Eventually, there’s a hint of justice, a tiny rebalancing of the scales. Judge Persky is recalled. Turner’s appeal is denied. Miller writes an incandescent, awesomely angry victim impact statement that blazes across the internet, beginning, “You don’t know me, but you’ve been inside me, and that is why we’re here.” While Turner registers as a sex offender, Miller signs a book contract. She texts her mother a picture of herself in New York City, enjoying a celebratory dessert of grilled peaches. Her mother texts back, “You are mommy’s dream.”
Miller is a poetic, precise writer with an eye for detail: A courthouse waiting room she called the “victim closet” was furnished with “a dirty yellow couch that looked sculpted out of earwax”; a fraternity was “a sour, yeasty atmosphere” where “punch tasted like paint thinner and curls of black hair were pasted to toilet rims.” Occasionally, the writing draws attention to itself, and away from the story, but those are rare missteps. Miller hardly ever flinches from the darkness or jagged edges of her tale.

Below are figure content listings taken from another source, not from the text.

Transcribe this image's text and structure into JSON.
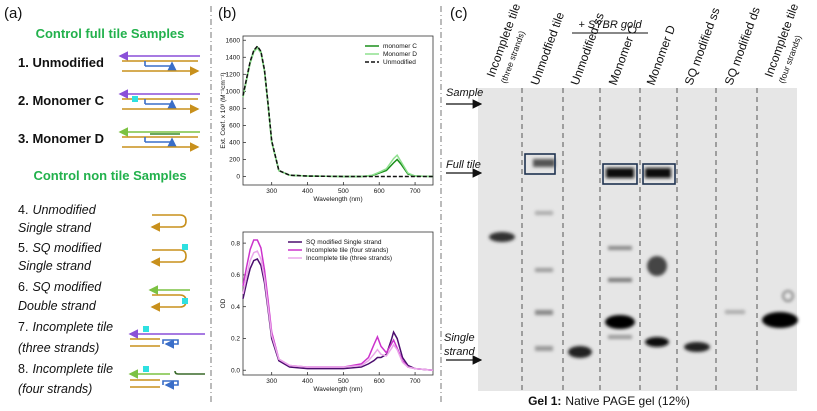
{
  "panel_a": {
    "label": "(a)",
    "full_tile_heading": "Control full tile Samples",
    "full_tile_items": [
      "1. Unmodified",
      "2. Monomer C",
      "3. Monomer D"
    ],
    "non_tile_heading": "Control non tile Samples",
    "non_tile_items": [
      {
        "number": "4.",
        "lines": [
          "Unmodified",
          "Single strand"
        ]
      },
      {
        "number": "5.",
        "lines": [
          "SQ modified",
          "Single strand"
        ]
      },
      {
        "number": "6.",
        "lines": [
          "SQ modified",
          "Double strand"
        ]
      },
      {
        "number": "7.",
        "lines": [
          "Incomplete tile",
          "(three strands)"
        ]
      },
      {
        "number": "8.",
        "lines": [
          "Incomplete tile",
          "(four strands)"
        ]
      }
    ]
  },
  "panel_b": {
    "label": "(b)"
  },
  "chart_data": [
    {
      "type": "line",
      "xlabel": "Wavelength (nm)",
      "ylabel": "Ext. Coef. x 10³ (M⁻¹cm⁻¹)",
      "xlim": [
        220,
        750
      ],
      "xticks": [
        300,
        400,
        500,
        600,
        700
      ],
      "ylim": [
        -100,
        1650
      ],
      "yticks": [
        0,
        200,
        400,
        600,
        800,
        1000,
        1200,
        1400,
        1600
      ],
      "legend": "upper right",
      "x": [
        220,
        230,
        240,
        250,
        260,
        270,
        280,
        290,
        300,
        320,
        350,
        400,
        500,
        550,
        580,
        600,
        620,
        640,
        650,
        660,
        680,
        700,
        750
      ],
      "series": [
        {
          "name": "monomer C",
          "color": "#1a8f1a",
          "dash": false,
          "values": [
            940,
            1140,
            1340,
            1470,
            1520,
            1460,
            1240,
            840,
            410,
            70,
            15,
            5,
            0,
            0,
            10,
            40,
            70,
            160,
            200,
            150,
            30,
            5,
            0
          ]
        },
        {
          "name": "Monomer D",
          "color": "#8fe08f",
          "dash": false,
          "values": [
            930,
            1130,
            1330,
            1460,
            1510,
            1450,
            1230,
            830,
            400,
            70,
            15,
            5,
            0,
            0,
            15,
            50,
            90,
            210,
            250,
            180,
            40,
            5,
            0
          ]
        },
        {
          "name": "Unmodified",
          "color": "#111111",
          "dash": true,
          "values": [
            950,
            1150,
            1350,
            1480,
            1530,
            1470,
            1250,
            850,
            420,
            70,
            15,
            5,
            0,
            0,
            0,
            0,
            0,
            0,
            0,
            0,
            0,
            0,
            0
          ]
        }
      ]
    },
    {
      "type": "line",
      "xlabel": "Wavelength (nm)",
      "ylabel": "OD",
      "xlim": [
        220,
        750
      ],
      "xticks": [
        300,
        400,
        500,
        600,
        700
      ],
      "ylim": [
        -0.03,
        0.87
      ],
      "yticks": [
        {
          "value": 0,
          "label": "0.0"
        },
        0.2,
        0.4,
        0.6,
        0.8
      ],
      "legend": "upper center",
      "x": [
        220,
        230,
        240,
        250,
        260,
        270,
        280,
        290,
        300,
        320,
        350,
        400,
        500,
        550,
        570,
        585,
        595,
        605,
        620,
        635,
        640,
        650,
        665,
        680,
        700,
        750
      ],
      "series": [
        {
          "name": "SQ modified Single strand",
          "color": "#4b0d6e",
          "dash": false,
          "values": [
            0.45,
            0.55,
            0.64,
            0.69,
            0.7,
            0.66,
            0.55,
            0.38,
            0.2,
            0.06,
            0.02,
            0.01,
            0.01,
            0.02,
            0.04,
            0.06,
            0.08,
            0.08,
            0.1,
            0.2,
            0.24,
            0.2,
            0.08,
            0.03,
            0.01,
            0.0
          ]
        },
        {
          "name": "Incomplete tile (four strands)",
          "color": "#cc33cc",
          "dash": false,
          "values": [
            0.53,
            0.65,
            0.76,
            0.82,
            0.82,
            0.77,
            0.63,
            0.44,
            0.24,
            0.07,
            0.03,
            0.02,
            0.02,
            0.04,
            0.08,
            0.16,
            0.21,
            0.15,
            0.11,
            0.17,
            0.19,
            0.14,
            0.06,
            0.02,
            0.01,
            0.0
          ]
        },
        {
          "name": "Incomplete tile (three strands)",
          "color": "#eaa6ea",
          "dash": false,
          "values": [
            0.48,
            0.59,
            0.69,
            0.74,
            0.75,
            0.7,
            0.58,
            0.4,
            0.22,
            0.07,
            0.03,
            0.02,
            0.02,
            0.03,
            0.06,
            0.1,
            0.13,
            0.1,
            0.09,
            0.14,
            0.16,
            0.13,
            0.05,
            0.02,
            0.01,
            0.0
          ]
        }
      ]
    }
  ],
  "panel_c": {
    "label": "(c)",
    "stain_note": "+ SYBR gold",
    "lanes": [
      {
        "label": "Incomplete tile",
        "sub": "(three strands)"
      },
      {
        "label": "Unmodfied tile"
      },
      {
        "label": "Unmodified ss"
      },
      {
        "label": "Monomer C"
      },
      {
        "label": "Monomer D"
      },
      {
        "label": "SQ modified ss"
      },
      {
        "label": "SQ modified ds"
      },
      {
        "label": "Incomplete tile",
        "sub": "(four strands)"
      }
    ],
    "markers": [
      "Sample",
      "Full tile",
      "Single",
      "strand"
    ],
    "caption_bold": "Gel 1:",
    "caption": "Native PAGE gel (12%)"
  }
}
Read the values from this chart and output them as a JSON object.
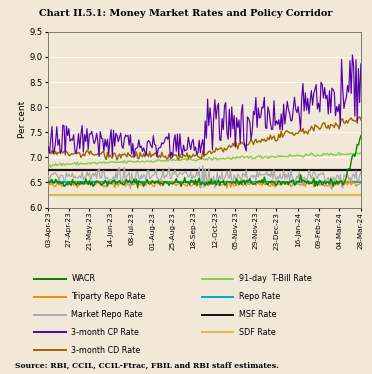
{
  "title": "Chart II.5.1: Money Market Rates and Policy Corridor",
  "ylabel": "Per cent",
  "source": "Source: RBI, CCIL, CCIL-Ftrac, FBIL and RBI staff estimates.",
  "ylim": [
    6.0,
    9.5
  ],
  "yticks": [
    6.0,
    6.5,
    7.0,
    7.5,
    8.0,
    8.5,
    9.0,
    9.5
  ],
  "background_color": "#f2e8d8",
  "plot_bg_color": "#f2e8d8",
  "x_labels": [
    "03-Apr-23",
    "27-Apr-23",
    "21-May-23",
    "14-Jun-23",
    "08-Jul-23",
    "01-Aug-23",
    "25-Aug-23",
    "18-Sep-23",
    "12-Oct-23",
    "05-Nov-23",
    "29-Nov-23",
    "23-Dec-23",
    "16-Jan-24",
    "09-Feb-24",
    "04-Mar-24",
    "28-Mar-24"
  ],
  "n_points": 260,
  "repo_rate": 6.5,
  "msf_rate": 6.75,
  "sdf_rate": 6.25,
  "wacr_color": "#008800",
  "tbill_color": "#88cc44",
  "triparty_color": "#ff8800",
  "repo_color": "#00aacc",
  "mrepo_color": "#aaaaaa",
  "msf_color": "#111111",
  "cp_color": "#5500aa",
  "sdf_color": "#ddbb44",
  "cd_color": "#996600",
  "legend_left": [
    "WACR",
    "Triparty Repo Rate",
    "Market Repo Rate",
    "3-month CP Rate",
    "3-month CD Rate"
  ],
  "legend_right": [
    "91-day  T-Bill Rate",
    "Repo Rate",
    "MSF Rate",
    "SDF Rate"
  ]
}
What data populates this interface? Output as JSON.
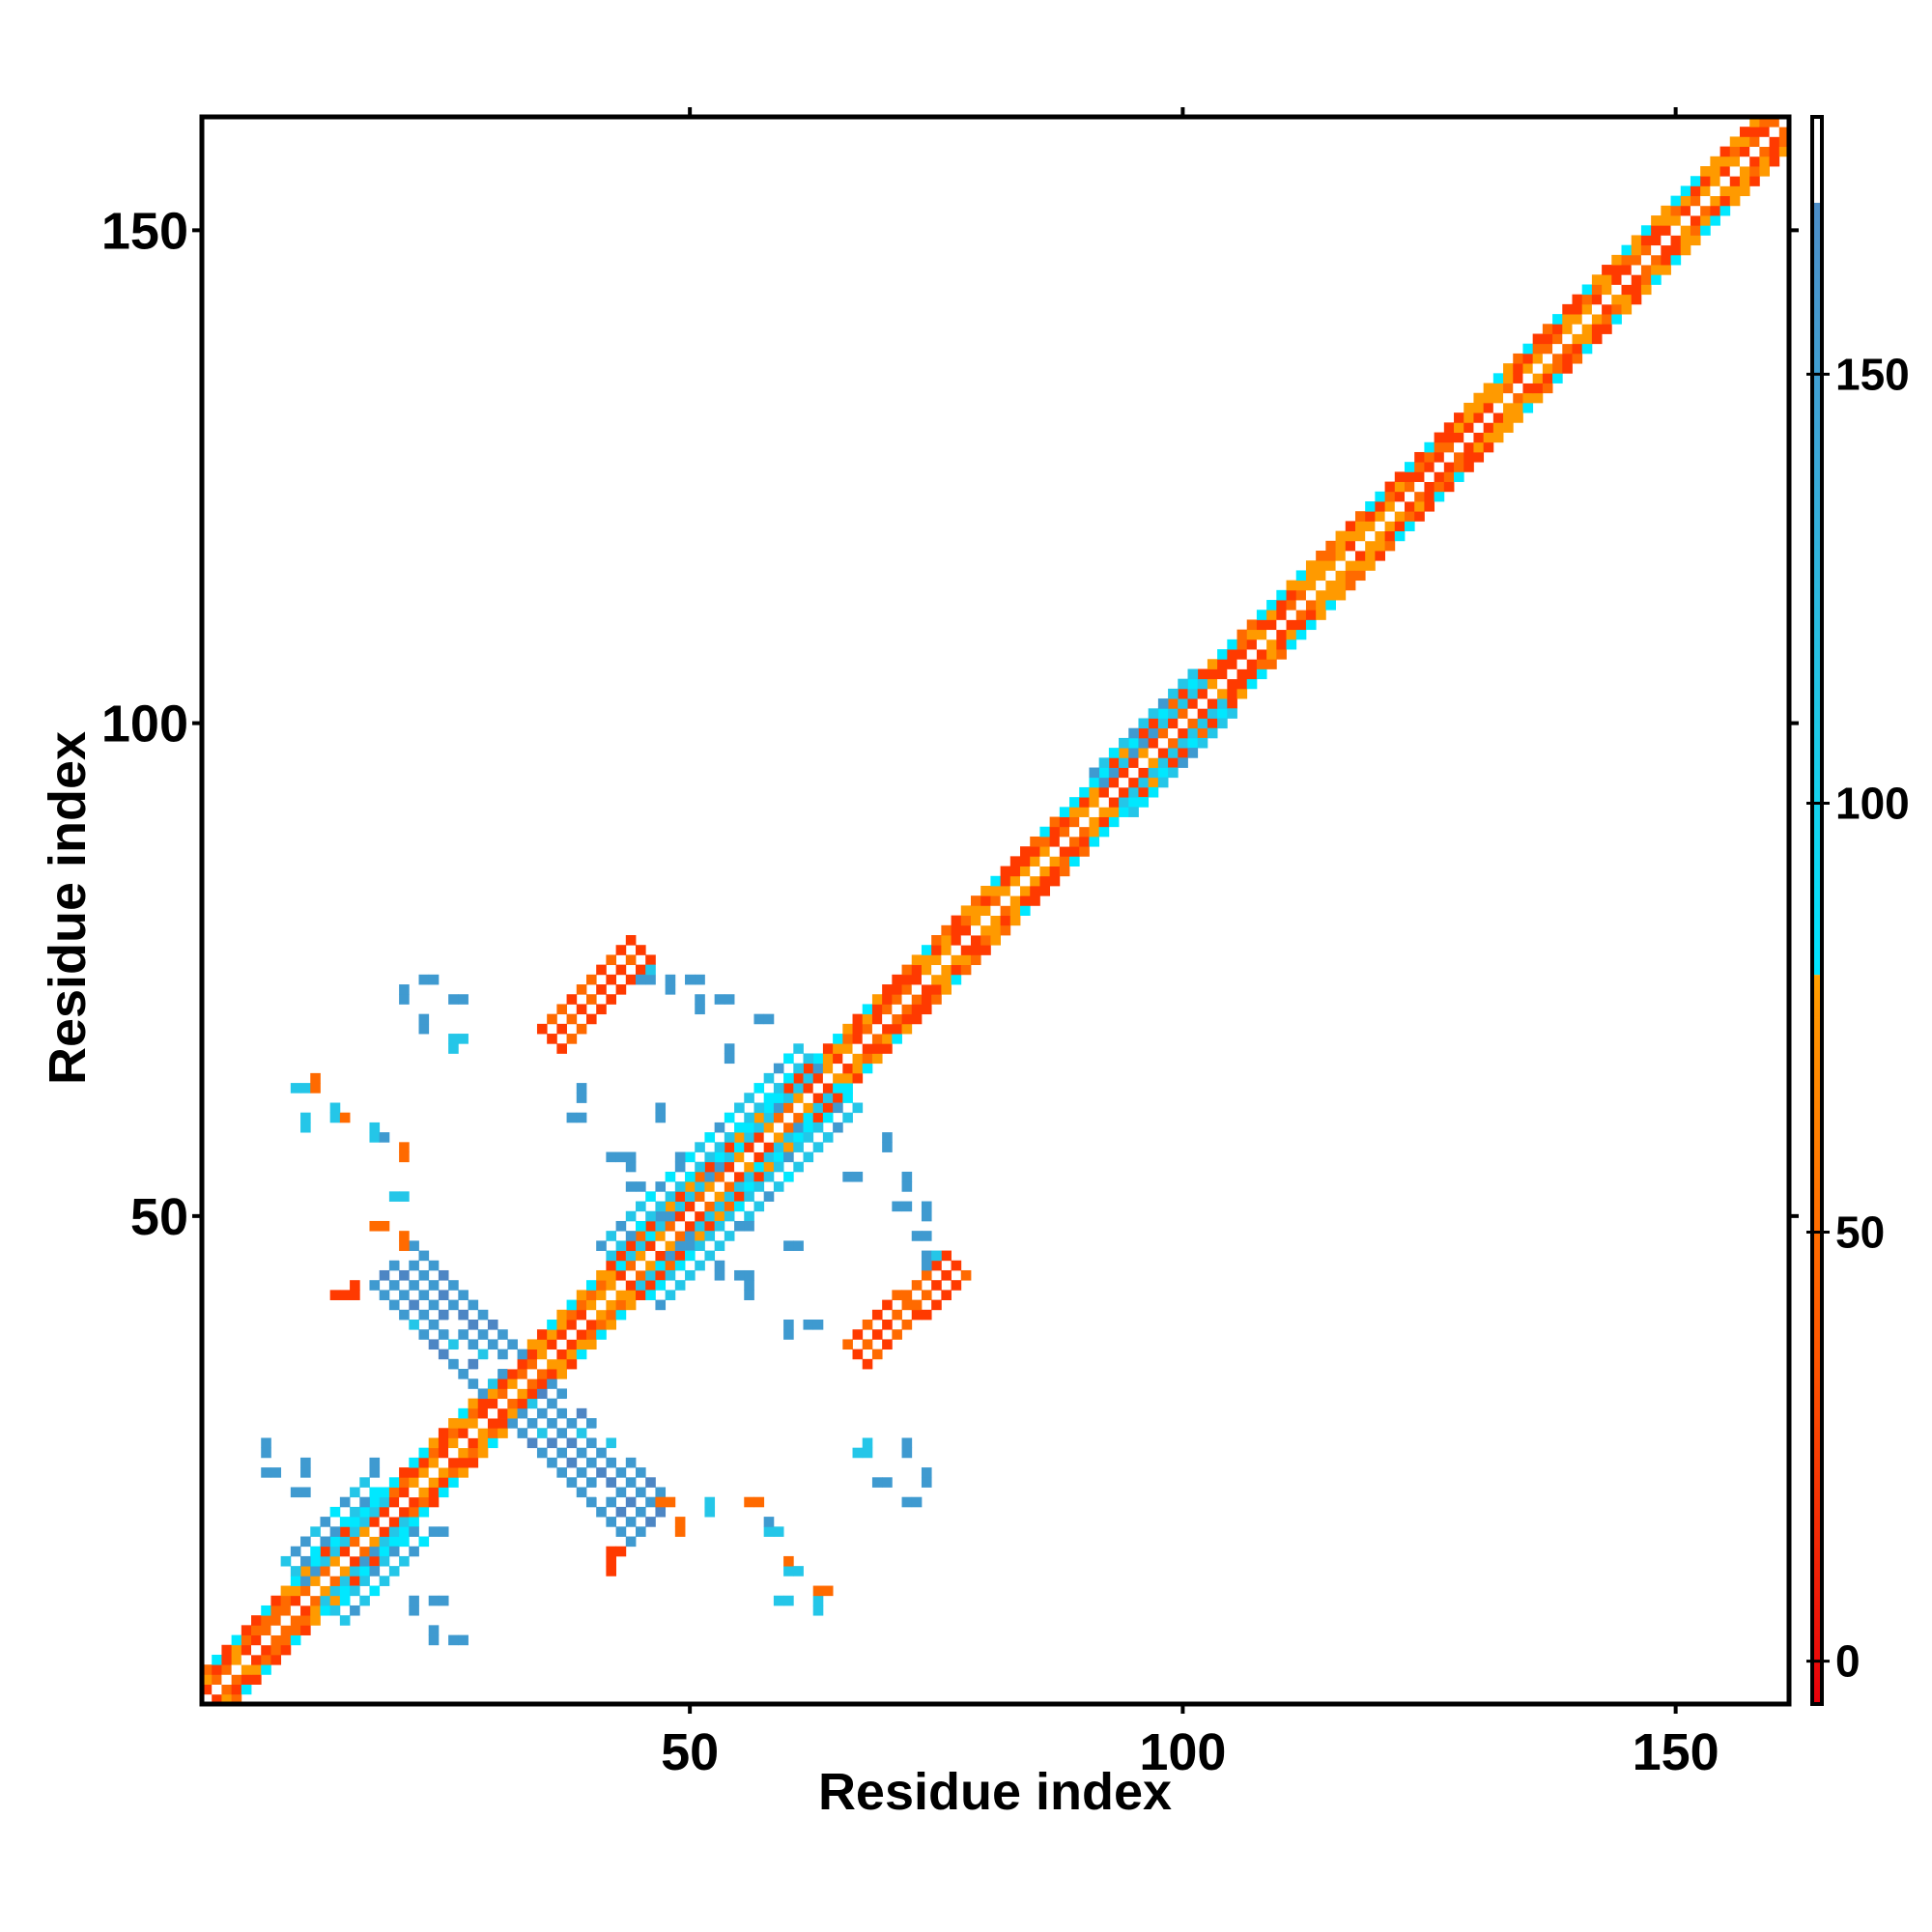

“Know My Name” is a beautifully written, powerful, important story. It marks the debut of a gifted young writer. It deserves a wide audience — but it especially deserves to be read by the next generation of young men, the could-be Brocks and Elliots, who have grown up seeing women’s bodies as property to plunder, who believe that sex is their right.
In her poem “Diving Into the Wreck,” Adrienne Rich describes a narrator descending to reclaim lost stories. “I came to explore the wreck. / The words are purposes. / The words are maps. / I came to see the damage that was done / and the treasures that prevail.”
No matter who reads “Know My Name,” Miller’s words are purpose. They are maps. And she is a treasure who has prevailed.